There are other questions arising from this which need addressing. If the Catholic Church regards Mr Johnson as a Catholic, does he regard himself that way? And does the law of the land? It appears so, in both cases. But the possibility of a Catholic prime minister has constitutional implications, not least for the establishment of the Church of England. Anglican bishops are appointed by the Crown on the recommendation of the prime minister of the day. Under a convention negotiated by Gordon Brown, the Church’s own choice is automatically forwarded to the Queen, and is equally automatically accepted. But the principle of state control is maintained.

Second, does Johnson regard himself as bound by Catholic doctrine? Is he, for instance, aware that Catholic Social Teaching offers precisely the set of principles and values which have been missing from his political philosophy, which has concentrated in the past only on finding popular pragmatic solutions and on winning elections? His core policy of “levelling up” the poorer parts of the nation has been promoted as a way of winning working-class votes for the Tories, not as something social justice demands. Indeed, those parts of the Conservative Party who remain loyal to the Thatcherite belief in free markets and a small state would regard Catholic Social Teaching, indeed any notion of social justice, with deep suspicion.

There is a model for Johnson to follow if he is so inclined: the programme of reconstruction that Joe Biden is in the process of implementing in the United States.
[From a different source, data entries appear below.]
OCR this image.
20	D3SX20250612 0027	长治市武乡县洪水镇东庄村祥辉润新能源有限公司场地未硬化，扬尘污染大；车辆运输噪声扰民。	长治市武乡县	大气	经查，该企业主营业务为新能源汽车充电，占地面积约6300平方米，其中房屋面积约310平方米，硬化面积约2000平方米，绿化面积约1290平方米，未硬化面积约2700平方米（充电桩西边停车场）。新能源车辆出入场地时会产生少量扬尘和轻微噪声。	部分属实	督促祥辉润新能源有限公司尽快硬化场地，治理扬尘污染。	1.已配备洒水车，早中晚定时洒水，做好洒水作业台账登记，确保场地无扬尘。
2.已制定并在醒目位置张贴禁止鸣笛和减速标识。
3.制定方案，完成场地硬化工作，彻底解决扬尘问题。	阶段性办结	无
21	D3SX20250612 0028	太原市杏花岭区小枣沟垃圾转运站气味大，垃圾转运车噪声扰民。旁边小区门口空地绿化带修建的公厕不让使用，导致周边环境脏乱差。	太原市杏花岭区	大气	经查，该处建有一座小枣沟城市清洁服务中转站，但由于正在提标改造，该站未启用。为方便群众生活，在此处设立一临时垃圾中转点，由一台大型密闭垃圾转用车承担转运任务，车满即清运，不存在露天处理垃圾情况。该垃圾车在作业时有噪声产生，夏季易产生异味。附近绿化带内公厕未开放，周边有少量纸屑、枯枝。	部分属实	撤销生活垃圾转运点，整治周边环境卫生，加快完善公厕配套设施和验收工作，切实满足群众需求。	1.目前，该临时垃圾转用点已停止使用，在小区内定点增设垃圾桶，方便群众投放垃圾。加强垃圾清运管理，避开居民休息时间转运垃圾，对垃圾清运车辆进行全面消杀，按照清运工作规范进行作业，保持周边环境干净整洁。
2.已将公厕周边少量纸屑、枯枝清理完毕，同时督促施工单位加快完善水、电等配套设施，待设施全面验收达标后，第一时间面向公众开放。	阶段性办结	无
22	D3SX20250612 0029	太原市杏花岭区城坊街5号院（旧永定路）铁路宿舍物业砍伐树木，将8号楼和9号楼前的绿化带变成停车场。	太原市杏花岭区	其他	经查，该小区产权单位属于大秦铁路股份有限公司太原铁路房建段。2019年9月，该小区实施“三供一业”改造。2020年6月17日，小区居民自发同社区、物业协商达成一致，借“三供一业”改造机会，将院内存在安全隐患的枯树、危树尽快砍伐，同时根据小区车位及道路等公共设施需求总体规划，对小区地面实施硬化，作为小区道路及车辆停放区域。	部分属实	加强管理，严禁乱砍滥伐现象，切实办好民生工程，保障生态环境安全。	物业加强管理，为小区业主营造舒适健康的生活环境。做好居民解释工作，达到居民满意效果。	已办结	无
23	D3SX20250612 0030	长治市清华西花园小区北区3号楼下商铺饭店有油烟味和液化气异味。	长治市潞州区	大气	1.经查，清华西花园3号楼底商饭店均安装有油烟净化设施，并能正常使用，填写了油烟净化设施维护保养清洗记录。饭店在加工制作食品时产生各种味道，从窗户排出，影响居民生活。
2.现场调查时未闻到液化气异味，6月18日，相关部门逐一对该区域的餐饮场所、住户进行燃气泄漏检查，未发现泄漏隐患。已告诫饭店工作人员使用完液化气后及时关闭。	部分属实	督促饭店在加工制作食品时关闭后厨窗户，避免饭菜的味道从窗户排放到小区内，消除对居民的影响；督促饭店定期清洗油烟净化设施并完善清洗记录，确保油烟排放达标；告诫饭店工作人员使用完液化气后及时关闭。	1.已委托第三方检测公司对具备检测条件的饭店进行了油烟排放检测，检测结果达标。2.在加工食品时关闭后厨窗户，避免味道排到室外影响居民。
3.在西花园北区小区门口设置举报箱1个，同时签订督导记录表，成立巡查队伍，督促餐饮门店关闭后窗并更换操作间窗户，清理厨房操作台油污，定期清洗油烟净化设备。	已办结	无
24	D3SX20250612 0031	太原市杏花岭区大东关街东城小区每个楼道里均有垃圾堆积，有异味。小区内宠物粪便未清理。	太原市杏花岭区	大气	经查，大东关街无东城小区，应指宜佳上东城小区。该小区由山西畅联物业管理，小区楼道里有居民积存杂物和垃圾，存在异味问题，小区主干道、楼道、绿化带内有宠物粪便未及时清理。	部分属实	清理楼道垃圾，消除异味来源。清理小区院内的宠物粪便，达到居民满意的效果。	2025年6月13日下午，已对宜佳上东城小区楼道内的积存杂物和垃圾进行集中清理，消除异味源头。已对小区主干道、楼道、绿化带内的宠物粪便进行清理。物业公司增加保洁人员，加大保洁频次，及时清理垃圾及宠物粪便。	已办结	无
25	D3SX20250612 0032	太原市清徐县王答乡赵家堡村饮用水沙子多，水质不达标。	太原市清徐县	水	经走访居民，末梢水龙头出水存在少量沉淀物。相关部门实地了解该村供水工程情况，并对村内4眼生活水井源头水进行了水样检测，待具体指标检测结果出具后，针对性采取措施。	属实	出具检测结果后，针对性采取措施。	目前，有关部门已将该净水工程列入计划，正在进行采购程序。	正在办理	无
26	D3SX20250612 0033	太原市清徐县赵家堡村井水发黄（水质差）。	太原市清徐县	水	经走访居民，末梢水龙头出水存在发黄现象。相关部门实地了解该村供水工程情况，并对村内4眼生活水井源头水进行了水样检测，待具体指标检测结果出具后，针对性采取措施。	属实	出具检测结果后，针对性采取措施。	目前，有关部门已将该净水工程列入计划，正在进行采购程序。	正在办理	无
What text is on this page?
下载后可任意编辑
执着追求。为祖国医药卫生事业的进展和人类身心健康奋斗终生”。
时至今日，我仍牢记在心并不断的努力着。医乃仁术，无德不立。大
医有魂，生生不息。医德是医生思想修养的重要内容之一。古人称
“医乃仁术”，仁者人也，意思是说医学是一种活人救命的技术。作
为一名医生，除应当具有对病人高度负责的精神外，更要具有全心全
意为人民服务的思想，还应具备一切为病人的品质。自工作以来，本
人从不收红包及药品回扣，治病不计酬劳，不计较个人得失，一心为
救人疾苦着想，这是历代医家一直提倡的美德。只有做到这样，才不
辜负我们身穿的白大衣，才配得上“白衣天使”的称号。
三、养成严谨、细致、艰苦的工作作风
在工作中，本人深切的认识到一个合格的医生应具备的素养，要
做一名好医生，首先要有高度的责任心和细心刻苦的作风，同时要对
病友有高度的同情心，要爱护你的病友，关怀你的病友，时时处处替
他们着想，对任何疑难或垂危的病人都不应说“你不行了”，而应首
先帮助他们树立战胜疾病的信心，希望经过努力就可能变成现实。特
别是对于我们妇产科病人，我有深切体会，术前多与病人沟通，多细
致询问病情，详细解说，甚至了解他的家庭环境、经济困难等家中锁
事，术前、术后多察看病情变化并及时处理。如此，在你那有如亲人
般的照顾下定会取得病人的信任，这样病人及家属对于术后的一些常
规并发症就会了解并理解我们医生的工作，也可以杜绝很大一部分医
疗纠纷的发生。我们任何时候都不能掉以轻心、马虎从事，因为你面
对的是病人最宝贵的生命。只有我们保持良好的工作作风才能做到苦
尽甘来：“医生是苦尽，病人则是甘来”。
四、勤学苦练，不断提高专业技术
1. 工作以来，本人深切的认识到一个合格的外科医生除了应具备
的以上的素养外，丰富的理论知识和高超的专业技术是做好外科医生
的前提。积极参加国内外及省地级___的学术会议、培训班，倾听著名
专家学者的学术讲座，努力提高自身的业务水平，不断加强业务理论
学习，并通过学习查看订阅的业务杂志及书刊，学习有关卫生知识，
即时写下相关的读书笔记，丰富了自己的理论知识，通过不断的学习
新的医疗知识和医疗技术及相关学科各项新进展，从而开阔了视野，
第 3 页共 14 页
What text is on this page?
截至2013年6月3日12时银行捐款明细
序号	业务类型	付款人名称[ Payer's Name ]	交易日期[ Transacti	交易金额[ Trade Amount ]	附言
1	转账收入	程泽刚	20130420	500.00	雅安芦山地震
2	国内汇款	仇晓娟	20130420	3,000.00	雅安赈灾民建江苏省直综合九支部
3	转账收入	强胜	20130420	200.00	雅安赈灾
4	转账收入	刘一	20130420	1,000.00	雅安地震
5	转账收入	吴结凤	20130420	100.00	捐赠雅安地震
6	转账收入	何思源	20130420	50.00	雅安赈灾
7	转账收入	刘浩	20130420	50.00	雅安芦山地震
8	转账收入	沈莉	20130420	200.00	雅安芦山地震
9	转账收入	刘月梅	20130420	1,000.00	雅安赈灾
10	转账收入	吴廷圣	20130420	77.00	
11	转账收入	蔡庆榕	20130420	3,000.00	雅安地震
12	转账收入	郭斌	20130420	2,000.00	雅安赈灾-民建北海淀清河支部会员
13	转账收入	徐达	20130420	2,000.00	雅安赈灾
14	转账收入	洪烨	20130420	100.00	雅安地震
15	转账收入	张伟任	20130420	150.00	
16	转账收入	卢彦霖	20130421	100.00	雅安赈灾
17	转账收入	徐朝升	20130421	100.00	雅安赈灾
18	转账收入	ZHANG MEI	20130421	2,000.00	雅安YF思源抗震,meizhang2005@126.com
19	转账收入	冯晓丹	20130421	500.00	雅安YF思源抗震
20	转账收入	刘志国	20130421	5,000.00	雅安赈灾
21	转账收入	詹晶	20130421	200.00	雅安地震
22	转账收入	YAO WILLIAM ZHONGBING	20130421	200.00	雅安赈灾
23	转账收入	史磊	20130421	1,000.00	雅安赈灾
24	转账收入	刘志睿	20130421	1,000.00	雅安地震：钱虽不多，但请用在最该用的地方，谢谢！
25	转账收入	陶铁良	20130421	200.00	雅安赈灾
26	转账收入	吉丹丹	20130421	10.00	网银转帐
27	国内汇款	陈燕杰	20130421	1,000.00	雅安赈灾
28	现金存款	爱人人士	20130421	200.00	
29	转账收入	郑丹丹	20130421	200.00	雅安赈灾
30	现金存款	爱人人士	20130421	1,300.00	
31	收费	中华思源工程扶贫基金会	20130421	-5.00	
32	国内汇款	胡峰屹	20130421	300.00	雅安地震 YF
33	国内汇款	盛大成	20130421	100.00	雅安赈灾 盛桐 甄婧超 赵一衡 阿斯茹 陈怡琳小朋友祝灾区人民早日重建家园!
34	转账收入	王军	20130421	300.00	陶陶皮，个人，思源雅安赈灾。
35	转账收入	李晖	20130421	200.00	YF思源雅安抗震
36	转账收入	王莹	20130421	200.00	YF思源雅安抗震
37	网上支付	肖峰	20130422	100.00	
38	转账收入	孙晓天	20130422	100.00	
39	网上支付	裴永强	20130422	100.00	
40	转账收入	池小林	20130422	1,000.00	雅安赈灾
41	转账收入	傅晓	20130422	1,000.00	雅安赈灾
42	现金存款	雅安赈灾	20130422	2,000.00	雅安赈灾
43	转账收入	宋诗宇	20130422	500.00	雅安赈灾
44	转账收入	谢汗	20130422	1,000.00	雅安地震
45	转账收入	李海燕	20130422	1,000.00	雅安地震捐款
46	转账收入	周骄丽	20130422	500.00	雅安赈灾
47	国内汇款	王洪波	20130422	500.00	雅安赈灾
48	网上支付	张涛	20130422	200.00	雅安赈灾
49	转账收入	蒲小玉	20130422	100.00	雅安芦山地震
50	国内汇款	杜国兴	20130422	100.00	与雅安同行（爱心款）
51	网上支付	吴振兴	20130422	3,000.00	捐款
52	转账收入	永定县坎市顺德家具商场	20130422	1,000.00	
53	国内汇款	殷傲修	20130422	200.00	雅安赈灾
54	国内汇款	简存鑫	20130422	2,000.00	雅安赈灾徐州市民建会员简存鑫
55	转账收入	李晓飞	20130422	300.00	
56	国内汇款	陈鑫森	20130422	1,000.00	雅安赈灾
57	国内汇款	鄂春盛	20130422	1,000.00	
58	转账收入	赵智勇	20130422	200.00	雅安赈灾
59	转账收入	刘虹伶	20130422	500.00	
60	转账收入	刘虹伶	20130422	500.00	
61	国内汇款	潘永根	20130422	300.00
Biden makes no secret that Catholic Social Teaching is at the centre of his political philosophy. This could give Johnson excellent political cover. So what might a British version look like? This is one possible account of it: “There is a coherent and distinguished political tradition, pioneered by, but not unique to, Catholic intellectuals, which attempts to steer between the twin dangers of excessive individualism and oppressive statism. It has its roots in the philosophy of Aquinas, borrows from the work of Aristotle, and was revived for the industrial age by Pope Leo XIII with his encyclical Rerum Novarum in 1891.

“Catholic social thought places emphasis on the cultivation of virtue rather than the exercise of liberty or the accumulation of prosperity as mankind’s goal. In economic terms it thinks of the common good, with individuals given the chance to find dignity in the exercise of skill, as the guiding principle, rather than profits or abstract equality targets. And it is particularly concerned about the dignity of work and workers. It celebrates vocation, believes in worker participation in industrial decision-making, and sees firms as institutions which exist to serve society and imbue individual lives with purpose rather than just maximising shareholder value.”

The writer? Michael Gove, one of the highest ranking colleagues of Johnson and currently his Minister for the Cabinet Office (and an Anglican). If Johnson is looking for a new raison d’être for his politics, now that he is a happily married man again, this could be it.